Earnings Surprise History
The life insurer has a decent track of delivering earnings surprise in the last five quarters, with the average beat being 12.34%.
The Zacks Consensus Estimate for 2021 and 2022 has moved 2.7% and 1.5% north in the past 30 days, reflecting analyst optimism.
The company is well poised for progress, as is evident from its favorable VGM Score of B. Here V stands for Value, G for Growth, and M for Momentum, with the score being a weighted combination of all three factors.
Manulife has been continually growing its Asia business that contributes significantly to its earnings. The company, one of the three dominant life insurers within its domestic Canadian market, has been expanding its distribution network and extending agreements with strategic partners to retain a stronghold over the Asian markets.
Already boasting a solid presence in North America and Asia, Manulife is consistently expanding its Wealth and Asset Management business. Manulife Asset Management has identified Europe (and the wider EMEA market) as a significant growth area and making long-term investments in this region.
To improve profitability, the company remains focused on managing costs prudently. It targeted an expense efficiency ratio of less than 50% or $1 billion in cost savings and avoidance by 2022. While it has already achieved the costs savings target, it is on track to deliver an efficiency ratio of less than 50% by 2022.

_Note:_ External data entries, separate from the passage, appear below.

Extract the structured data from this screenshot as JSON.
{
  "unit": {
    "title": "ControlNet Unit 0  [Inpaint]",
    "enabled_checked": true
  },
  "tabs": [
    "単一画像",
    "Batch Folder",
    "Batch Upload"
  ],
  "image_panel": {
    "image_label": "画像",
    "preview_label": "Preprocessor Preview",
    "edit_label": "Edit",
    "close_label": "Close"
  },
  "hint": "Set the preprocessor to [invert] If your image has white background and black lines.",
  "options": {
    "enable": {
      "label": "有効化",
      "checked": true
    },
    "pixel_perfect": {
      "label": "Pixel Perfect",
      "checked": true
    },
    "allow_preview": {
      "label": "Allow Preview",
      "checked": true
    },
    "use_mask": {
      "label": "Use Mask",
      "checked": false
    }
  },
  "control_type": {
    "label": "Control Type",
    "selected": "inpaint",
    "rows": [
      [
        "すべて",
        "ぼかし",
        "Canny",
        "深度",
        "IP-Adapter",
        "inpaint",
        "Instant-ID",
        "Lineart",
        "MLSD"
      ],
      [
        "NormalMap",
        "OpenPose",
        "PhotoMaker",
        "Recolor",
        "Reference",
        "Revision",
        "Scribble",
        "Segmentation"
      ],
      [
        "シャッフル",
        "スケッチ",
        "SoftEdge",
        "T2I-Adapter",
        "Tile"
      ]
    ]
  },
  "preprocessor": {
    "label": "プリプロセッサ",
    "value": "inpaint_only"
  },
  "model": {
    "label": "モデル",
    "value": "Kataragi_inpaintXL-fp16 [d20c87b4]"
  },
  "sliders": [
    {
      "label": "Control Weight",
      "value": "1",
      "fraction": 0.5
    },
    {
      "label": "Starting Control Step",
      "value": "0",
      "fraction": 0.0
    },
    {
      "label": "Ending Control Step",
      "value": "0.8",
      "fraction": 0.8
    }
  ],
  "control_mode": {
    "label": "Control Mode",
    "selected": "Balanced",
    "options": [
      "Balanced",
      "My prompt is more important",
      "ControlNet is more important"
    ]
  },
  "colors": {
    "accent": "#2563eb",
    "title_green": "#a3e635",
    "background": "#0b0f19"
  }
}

Manulife focuses on expediting growth in the highest potential businesses and targets two-third of core earnings from these businesses.
Strong Capital Position
Manulife boasts a strong capital position. At second-quarter 2021 end, the company had $23 billion of capital above the supervisory target while the LICAT ratio was 137. It targets leverage ratio of 25 over the medium term.
Manulife has increased its dividend at a four-year CAGR of nearly 11%. Its current dividend yield of 4.6% is higher than the industry average of 3.3%. It targets 30-40% dividend payout over the medium term.
Stocks to Consider
Some better-ranked stocks from the insurance space include Athene Holding ATH, Brighthouse Financial BHF, and Lincoln National Corporation LNC, each carrying a Zacks Rank #2 (Buy). You can see the complete list of today’s Zacks #1 Rank (Strong Buy) stocks here.
Athene Holding delivered an earnings surprise of 48.24% in the last reported quarter.
Brighthouse Financial delivered an earnings surprise of 70.51% in the last reported quarter.
Lincoln National delivered an earnings surprise of 31.54% in the last reported quarter.